Directed Combinatorial Mutagenesis of Escherichia coli for Complex Phenotype Engineering

Engineering of strains for industrial production requires the targeted improvement of multiple complex traits ranging from pathway flux to tolerance to mixed sugar utilization. Here, we report the use of an iterative CRISPR EnAbled Trackable genome Engineering (iCREATE) method for generating targeted genomic modifications at high efficiency along with high throughput phenotypic screening and growth strategies to rapidly engineer multiple traits in Escherichia coli. Using iCREATE, we engineered rapid glucose and xylose co-consumption, tolerance to hydrolysate inhibitors, and 3-hydroxypropionate (3HP) production in E. coli.

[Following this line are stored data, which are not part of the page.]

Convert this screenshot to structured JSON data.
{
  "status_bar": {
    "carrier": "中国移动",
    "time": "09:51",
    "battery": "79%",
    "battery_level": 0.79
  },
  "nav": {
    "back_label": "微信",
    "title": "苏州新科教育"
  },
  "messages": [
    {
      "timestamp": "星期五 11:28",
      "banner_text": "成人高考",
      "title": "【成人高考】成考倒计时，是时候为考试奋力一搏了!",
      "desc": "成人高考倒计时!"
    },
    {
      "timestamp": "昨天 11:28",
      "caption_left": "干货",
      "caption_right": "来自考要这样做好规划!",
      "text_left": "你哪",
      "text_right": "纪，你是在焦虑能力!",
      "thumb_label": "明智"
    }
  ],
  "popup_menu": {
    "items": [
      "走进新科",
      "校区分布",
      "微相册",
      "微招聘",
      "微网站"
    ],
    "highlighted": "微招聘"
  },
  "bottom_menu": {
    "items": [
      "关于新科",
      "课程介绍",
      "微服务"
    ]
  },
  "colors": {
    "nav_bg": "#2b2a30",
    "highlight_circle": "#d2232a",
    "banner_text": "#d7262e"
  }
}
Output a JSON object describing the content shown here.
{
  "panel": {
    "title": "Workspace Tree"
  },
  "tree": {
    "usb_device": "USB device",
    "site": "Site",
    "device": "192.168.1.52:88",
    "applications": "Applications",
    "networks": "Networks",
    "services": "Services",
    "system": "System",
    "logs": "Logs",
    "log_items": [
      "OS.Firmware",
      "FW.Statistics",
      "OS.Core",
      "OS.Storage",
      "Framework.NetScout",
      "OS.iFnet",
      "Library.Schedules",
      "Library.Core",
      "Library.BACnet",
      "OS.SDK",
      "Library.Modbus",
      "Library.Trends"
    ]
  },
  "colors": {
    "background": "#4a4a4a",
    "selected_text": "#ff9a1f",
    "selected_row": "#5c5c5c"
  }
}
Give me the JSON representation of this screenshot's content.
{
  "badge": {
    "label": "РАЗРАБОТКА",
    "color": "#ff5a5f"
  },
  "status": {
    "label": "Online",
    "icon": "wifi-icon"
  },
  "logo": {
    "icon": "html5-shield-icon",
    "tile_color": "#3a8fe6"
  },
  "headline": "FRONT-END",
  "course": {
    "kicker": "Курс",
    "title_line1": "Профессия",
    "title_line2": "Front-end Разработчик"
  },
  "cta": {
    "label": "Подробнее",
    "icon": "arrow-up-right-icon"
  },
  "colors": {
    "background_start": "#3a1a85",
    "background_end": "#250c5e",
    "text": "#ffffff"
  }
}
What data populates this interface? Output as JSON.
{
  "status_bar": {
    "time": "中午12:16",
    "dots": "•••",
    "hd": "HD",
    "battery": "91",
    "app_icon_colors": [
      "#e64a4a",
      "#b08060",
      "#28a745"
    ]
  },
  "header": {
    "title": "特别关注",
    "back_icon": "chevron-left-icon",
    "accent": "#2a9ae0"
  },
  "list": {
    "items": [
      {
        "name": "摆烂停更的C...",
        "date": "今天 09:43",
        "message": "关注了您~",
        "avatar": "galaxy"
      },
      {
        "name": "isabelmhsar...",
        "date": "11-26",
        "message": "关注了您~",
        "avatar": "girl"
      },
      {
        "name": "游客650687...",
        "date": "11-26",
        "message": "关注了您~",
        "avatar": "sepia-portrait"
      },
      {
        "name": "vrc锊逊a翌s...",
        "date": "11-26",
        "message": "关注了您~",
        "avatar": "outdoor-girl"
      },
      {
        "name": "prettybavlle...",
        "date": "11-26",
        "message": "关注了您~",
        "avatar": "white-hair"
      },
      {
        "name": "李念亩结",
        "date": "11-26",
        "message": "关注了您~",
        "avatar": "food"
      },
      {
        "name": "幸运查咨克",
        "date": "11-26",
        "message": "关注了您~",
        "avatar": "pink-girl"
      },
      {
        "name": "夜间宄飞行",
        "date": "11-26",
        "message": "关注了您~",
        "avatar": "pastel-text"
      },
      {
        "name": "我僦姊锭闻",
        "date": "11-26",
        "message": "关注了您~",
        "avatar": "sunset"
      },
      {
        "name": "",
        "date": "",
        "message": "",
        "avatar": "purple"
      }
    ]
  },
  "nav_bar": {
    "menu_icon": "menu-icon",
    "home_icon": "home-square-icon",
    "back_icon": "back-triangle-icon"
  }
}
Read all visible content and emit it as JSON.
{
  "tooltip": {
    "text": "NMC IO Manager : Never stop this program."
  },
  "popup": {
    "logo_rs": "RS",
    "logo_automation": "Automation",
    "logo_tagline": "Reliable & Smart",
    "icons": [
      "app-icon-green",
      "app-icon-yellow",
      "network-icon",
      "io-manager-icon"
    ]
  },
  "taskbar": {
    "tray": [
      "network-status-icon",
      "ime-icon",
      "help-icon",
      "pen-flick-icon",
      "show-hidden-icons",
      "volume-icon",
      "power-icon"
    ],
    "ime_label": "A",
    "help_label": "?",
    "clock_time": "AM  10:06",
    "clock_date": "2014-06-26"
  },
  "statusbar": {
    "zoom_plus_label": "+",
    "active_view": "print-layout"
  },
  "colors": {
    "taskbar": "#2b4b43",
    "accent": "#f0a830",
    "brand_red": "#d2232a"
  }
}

Deep mutagenesis libraries were rationally designed, constructed, and screened targeting ~40,000 mutations across 30 genes; including global and high level regulators that regulate the global gene expression, transcription factors that play important roles in genome level transcription, and enzymes that function in the sugar transport system, NAD(P)H metabolism, and the aldehyde reduction system. Specific mutants conferring increased growth in mixed sugars and hydrolysate tolerance conditions were isolated, confirmed, and evaluated for changes in genome-wide expression levels. The best producing quadruple mutant strain BGHPht was tested under high furfural and high acetate hydrolysate fermentation, demonstrating a 6.3 and 7-fold increase in productivity relative to the parent strain, respectively. This technology enables a single researcher to iteratively generate hundreds of thousands of designer variants and to map each of these variants to a selected phenotype using the designed barcode.